Et si le prix unique du livre était aboli ?

Librairie Comtoise à Vesoul. m-louis/Flickr, CC BY-SA

Que se passerait-il si la loi Lang qui a institué en 1981 le prix unique du livre était abrogée ? Déclin des librairies indépendantes ? Baisse du prix moyen des livres ? Diminution du nombre de nouveaux titres ? Meilleures ventes encore pour Vivez mieux et plus longtemps de Michel Cymes et moindre succès de l’Envoyée spéciale de Jean Echenoz ?

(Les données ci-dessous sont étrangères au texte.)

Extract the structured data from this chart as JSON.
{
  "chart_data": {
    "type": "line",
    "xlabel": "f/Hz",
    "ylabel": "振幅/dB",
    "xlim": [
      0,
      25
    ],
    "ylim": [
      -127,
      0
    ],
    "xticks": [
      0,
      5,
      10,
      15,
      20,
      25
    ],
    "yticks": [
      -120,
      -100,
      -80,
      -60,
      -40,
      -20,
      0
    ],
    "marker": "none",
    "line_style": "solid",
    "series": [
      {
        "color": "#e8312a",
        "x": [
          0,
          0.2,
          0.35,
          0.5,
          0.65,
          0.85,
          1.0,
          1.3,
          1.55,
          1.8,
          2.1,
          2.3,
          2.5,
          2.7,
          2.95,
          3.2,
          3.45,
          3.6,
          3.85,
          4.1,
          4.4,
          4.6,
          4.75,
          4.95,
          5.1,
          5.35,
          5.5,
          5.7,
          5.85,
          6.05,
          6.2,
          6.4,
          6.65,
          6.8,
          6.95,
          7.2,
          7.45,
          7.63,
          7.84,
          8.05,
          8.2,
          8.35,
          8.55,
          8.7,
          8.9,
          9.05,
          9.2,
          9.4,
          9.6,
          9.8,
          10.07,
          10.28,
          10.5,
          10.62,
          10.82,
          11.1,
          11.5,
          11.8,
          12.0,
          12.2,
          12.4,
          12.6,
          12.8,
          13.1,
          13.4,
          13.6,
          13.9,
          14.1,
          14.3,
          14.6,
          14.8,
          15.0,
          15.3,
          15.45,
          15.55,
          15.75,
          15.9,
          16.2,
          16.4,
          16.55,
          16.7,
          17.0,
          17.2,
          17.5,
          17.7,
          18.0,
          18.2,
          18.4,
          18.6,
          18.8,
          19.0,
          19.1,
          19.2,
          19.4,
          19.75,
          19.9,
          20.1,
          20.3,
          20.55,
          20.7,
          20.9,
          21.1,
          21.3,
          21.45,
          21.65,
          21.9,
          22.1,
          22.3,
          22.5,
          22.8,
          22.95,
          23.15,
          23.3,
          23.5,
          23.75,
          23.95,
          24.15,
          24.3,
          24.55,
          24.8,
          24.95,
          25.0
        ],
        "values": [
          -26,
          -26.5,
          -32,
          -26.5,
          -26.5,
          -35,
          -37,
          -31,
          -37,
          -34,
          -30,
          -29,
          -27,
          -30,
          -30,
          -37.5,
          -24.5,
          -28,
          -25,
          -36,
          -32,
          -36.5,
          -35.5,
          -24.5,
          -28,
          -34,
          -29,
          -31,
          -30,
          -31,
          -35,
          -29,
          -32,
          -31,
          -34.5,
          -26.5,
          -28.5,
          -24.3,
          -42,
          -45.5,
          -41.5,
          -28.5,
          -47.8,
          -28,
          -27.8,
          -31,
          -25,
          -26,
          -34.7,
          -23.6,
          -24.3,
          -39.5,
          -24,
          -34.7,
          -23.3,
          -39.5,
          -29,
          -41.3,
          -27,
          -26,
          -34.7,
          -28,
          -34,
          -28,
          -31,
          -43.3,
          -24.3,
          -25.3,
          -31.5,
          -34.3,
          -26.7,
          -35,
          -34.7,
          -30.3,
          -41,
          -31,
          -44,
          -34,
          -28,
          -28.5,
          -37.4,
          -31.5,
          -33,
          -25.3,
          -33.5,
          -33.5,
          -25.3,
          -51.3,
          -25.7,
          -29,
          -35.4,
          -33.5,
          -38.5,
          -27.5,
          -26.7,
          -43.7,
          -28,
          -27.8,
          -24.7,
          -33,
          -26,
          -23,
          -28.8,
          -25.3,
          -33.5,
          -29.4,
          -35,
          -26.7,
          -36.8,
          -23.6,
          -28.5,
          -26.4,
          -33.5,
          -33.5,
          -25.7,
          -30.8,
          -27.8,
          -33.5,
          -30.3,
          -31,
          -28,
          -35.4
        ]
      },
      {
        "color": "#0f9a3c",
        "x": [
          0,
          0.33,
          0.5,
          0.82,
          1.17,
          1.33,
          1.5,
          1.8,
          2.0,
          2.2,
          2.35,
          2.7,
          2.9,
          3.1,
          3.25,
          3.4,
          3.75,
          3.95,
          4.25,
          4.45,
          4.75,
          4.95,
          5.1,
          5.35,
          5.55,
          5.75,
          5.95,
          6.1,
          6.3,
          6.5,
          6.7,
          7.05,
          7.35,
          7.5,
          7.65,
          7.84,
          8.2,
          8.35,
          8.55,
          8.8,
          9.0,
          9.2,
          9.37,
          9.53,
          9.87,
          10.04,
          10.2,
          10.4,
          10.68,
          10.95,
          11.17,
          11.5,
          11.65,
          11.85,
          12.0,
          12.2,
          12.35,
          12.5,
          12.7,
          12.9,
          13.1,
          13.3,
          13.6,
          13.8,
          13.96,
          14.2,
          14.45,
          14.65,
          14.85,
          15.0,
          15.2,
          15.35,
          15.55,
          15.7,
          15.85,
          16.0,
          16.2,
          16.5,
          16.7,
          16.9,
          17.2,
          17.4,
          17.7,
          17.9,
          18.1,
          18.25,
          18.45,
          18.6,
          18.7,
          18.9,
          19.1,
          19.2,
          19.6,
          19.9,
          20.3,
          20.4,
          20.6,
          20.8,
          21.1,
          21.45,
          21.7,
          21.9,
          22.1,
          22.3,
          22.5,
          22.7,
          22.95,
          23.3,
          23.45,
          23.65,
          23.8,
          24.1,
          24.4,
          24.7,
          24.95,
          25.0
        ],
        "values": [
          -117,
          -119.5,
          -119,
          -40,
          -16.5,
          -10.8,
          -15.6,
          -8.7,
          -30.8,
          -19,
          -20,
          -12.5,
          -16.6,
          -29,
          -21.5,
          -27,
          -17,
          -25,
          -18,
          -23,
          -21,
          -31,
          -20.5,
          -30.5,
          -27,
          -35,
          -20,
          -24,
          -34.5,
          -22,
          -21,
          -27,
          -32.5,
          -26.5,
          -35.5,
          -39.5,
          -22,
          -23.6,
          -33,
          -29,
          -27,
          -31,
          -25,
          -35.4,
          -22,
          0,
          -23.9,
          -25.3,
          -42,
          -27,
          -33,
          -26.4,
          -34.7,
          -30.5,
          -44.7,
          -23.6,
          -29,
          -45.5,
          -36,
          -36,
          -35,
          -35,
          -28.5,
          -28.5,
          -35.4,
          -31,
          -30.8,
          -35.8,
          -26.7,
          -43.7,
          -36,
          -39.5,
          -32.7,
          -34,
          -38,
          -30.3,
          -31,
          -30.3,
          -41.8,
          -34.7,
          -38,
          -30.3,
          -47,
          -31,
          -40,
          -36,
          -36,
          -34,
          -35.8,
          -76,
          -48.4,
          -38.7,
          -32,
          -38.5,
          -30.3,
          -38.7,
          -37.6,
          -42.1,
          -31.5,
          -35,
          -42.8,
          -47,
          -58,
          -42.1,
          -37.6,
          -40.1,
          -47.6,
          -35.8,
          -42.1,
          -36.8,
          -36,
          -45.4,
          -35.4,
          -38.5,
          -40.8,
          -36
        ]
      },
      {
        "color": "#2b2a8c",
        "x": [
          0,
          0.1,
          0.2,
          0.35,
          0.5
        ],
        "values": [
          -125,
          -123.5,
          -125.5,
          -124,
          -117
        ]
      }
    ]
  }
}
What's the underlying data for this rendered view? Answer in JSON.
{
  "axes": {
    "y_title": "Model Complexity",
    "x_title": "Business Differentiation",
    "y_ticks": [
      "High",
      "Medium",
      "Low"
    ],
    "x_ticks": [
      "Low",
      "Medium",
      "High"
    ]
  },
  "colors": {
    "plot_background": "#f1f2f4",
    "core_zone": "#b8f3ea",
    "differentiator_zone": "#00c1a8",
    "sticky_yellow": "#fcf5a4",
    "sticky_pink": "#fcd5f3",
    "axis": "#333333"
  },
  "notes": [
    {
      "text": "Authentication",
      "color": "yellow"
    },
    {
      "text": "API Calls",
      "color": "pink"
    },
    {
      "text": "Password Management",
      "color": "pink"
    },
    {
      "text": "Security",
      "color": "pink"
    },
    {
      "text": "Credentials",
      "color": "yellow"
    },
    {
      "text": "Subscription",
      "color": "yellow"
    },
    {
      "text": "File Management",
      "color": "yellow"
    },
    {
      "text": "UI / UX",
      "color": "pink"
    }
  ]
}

La question n’est pas d’actualité car le consensus en France en faveur du prix unique est très large. Cette obligation légale a même été récemment étendue au livre numérique. Mais s’interroger sur l’abandon du prix unique présente le mérite d’éclairer ses effets économiques. Comme vous le verrez, certains sont surprenants. De plus, dans d’autres pays, la mesure reste controversée. Lors d’une votation, les Suisses alémaniques ont repoussé son retour tandis qu’au Royaume-Uni, qui l’a abandonnée voici plus de vingt ans, certains appellent à un revirement.

Des principes vertueux

Avant d’analyser les effets du prix unique du livre, rappelons-en le principe et les objectifs. Il donne aux éditeurs le droit d’imposer le prix de vente de leurs ouvrages chez les détaillants, qu’il s’agisse des libraires ou de la grande distribution. Plus précisément, l’éditeur fixe pour chacun de ses livres un prix de vente indiqué au bas de la quatrième de couverture dont le détaillant ne peut s’éloigner que de 5 % à la baisse. En d’autres termes, l’éditeur – qui fixe aussi le prix de vente de gros de ses ouvrages – contrôle la marge des détaillants et réduit drastiquement la possibilité de remises et de promotions.

Cultura 4 Temps La Défense. ActuaLitté/Flickr, CC BY-SA

Les objectifs, donc les effets attendus par le législateur, du prix unique du livre sont multiples. Primo, il garantit une égalité de traitement : les consommateurs payent le même montant qu’ils habitent la ville ou la campagne, la Corse ou le Pas de Calais, qu’ils achètent l’ouvrage dans un hypermarché, une maison de la presse, à la Fnac ou dans une librairie traditionnelle. Secundo, il cherche à maintenir la viabilité d’un réseau de détaillants, indépendants et disposants d’un fonds d’ouvrages important. Tertio, il vise à assurer une diversité de production, y compris d’ouvrages pour des publics confidentiels. Qu’en est-il dans les faits ?

Outre-Manche, la fin d’un accord collectif

L’exemple du Royaume-Uni est instructif. Il offre une expérience naturelle pour observer les effets puisque 30 ans de prix libre ont succédé à près d’un siècle de prix imposé. On peut donc jouer au jeu des différences entre les deux périodes.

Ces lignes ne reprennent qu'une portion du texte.